1. Harry Reid's online poker bill
The number one story on our list is the story with the biggest potential ramifications, both presently and in years to come. It is also a story whose conclusion is still unknown. Senate Majority Leader Harry Reid has been trying to build support for a bill that would license and regulate Internet poker in the United States. The hope is the bill will get attached to the Obama tax cut compromise bill during this lame-duck session of Congress.

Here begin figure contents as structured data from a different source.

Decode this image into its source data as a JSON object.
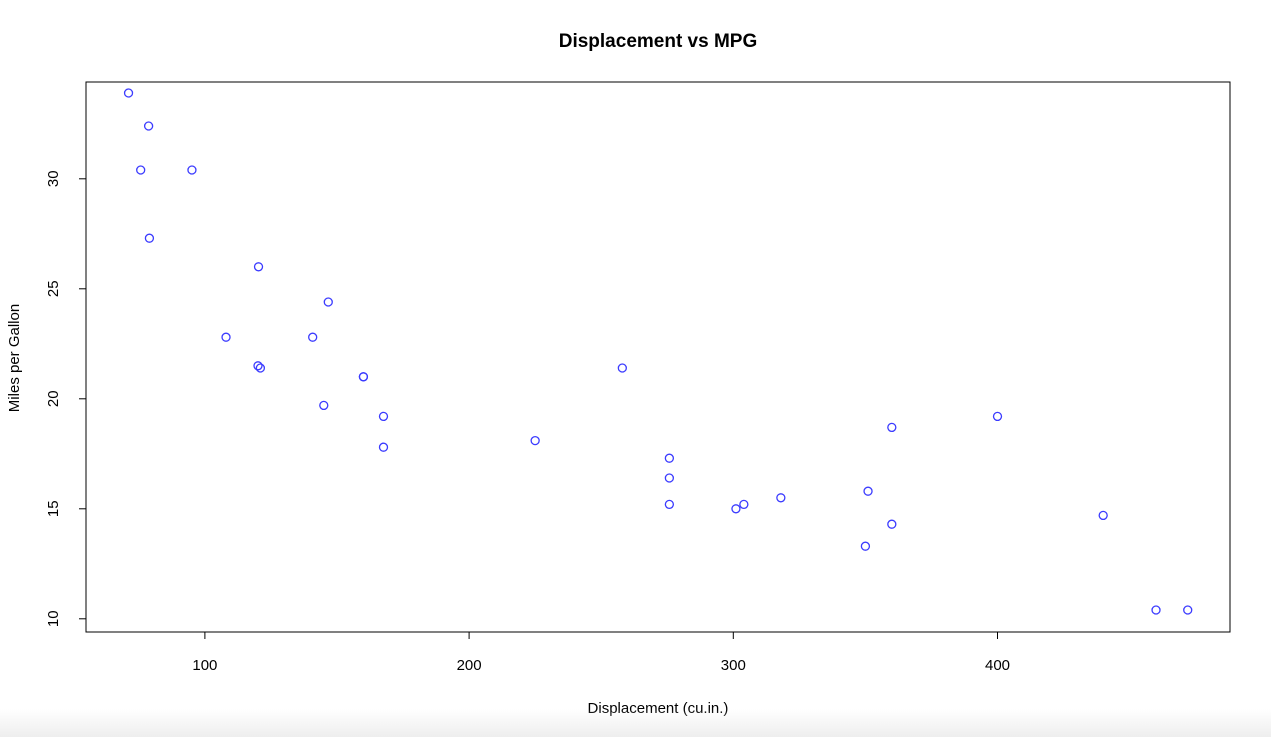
{
  "chart_data": {
    "type": "scatter",
    "title": "Displacement vs MPG",
    "xlabel": "Displacement (cu.in.)",
    "ylabel": "Miles per Gallon",
    "xlim": [
      55,
      488
    ],
    "ylim": [
      9.4,
      34.4
    ],
    "xticks": [
      100,
      200,
      300,
      400
    ],
    "yticks": [
      10,
      15,
      20,
      25,
      30
    ],
    "marker_color": "#3b3bff",
    "grid": false,
    "series": [
      {
        "points": [
          {
            "x": 71.1,
            "y": 33.9
          },
          {
            "x": 78.7,
            "y": 32.4
          },
          {
            "x": 75.7,
            "y": 30.4
          },
          {
            "x": 95.1,
            "y": 30.4
          },
          {
            "x": 79.0,
            "y": 27.3
          },
          {
            "x": 120.3,
            "y": 26.0
          },
          {
            "x": 146.7,
            "y": 24.4
          },
          {
            "x": 108.0,
            "y": 22.8
          },
          {
            "x": 140.8,
            "y": 22.8
          },
          {
            "x": 120.1,
            "y": 21.5
          },
          {
            "x": 121.0,
            "y": 21.4
          },
          {
            "x": 258.0,
            "y": 21.4
          },
          {
            "x": 160.0,
            "y": 21.0
          },
          {
            "x": 160.0,
            "y": 21.0
          },
          {
            "x": 145.0,
            "y": 19.7
          },
          {
            "x": 167.6,
            "y": 19.2
          },
          {
            "x": 400.0,
            "y": 19.2
          },
          {
            "x": 360.0,
            "y": 18.7
          },
          {
            "x": 225.0,
            "y": 18.1
          },
          {
            "x": 167.6,
            "y": 17.8
          },
          {
            "x": 275.8,
            "y": 17.3
          },
          {
            "x": 275.8,
            "y": 16.4
          },
          {
            "x": 351.0,
            "y": 15.8
          },
          {
            "x": 318.0,
            "y": 15.5
          },
          {
            "x": 304.0,
            "y": 15.2
          },
          {
            "x": 275.8,
            "y": 15.2
          },
          {
            "x": 301.0,
            "y": 15.0
          },
          {
            "x": 440.0,
            "y": 14.7
          },
          {
            "x": 360.0,
            "y": 14.3
          },
          {
            "x": 350.0,
            "y": 13.3
          },
          {
            "x": 460.0,
            "y": 10.4
          },
          {
            "x": 472.0,
            "y": 10.4
          }
        ]
      }
    ]
  }
}
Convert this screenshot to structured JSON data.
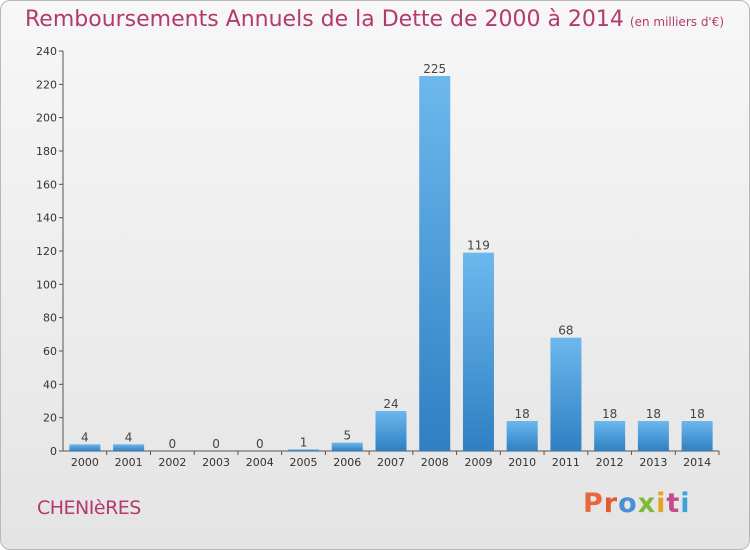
{
  "title": "Remboursements Annuels de la Dette de 2000 à 2014",
  "unit": "(en milliers d'€)",
  "commune": "CHENIèRES",
  "logo": {
    "text": "Proxiti",
    "colors": [
      "#e8683a",
      "#e05a32",
      "#4a90d9",
      "#7cbb3b",
      "#e5a21f",
      "#c54b8c",
      "#3aa6d6"
    ]
  },
  "colors": {
    "bar_top": "#6cb8ee",
    "bar_bottom": "#2f7fc2",
    "title": "#b23a6e"
  },
  "chart_data": {
    "type": "bar",
    "categories": [
      "2000",
      "2001",
      "2002",
      "2003",
      "2004",
      "2005",
      "2006",
      "2007",
      "2008",
      "2009",
      "2010",
      "2011",
      "2012",
      "2013",
      "2014"
    ],
    "values": [
      4,
      4,
      0,
      0,
      0,
      1,
      5,
      24,
      225,
      119,
      18,
      68,
      18,
      18,
      18
    ],
    "ylim": [
      0,
      240
    ],
    "yticks": [
      0,
      20,
      40,
      60,
      80,
      100,
      120,
      140,
      160,
      180,
      200,
      220,
      240
    ],
    "grid": false
  }
}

The effects of this bill would have an enormous impact on the global poker market.Casino City's Vin Narayanan wrote an informative column about the details of the legislation, as the bill effectively shuts out offshore competition like Full Tilt Poker and PokerStars for at least a couple of years. The bill favors large commercial casinos, with most of them based in Reid's home state of Nevada.
However, all of this discussion may be for naught, as there are rumblings it will be difficult for Reid to attach this bill. But regardless of whether the bill becomes law, it's always a good thing when the mainstream media discusses online poker, as long as it isn't scandal-related.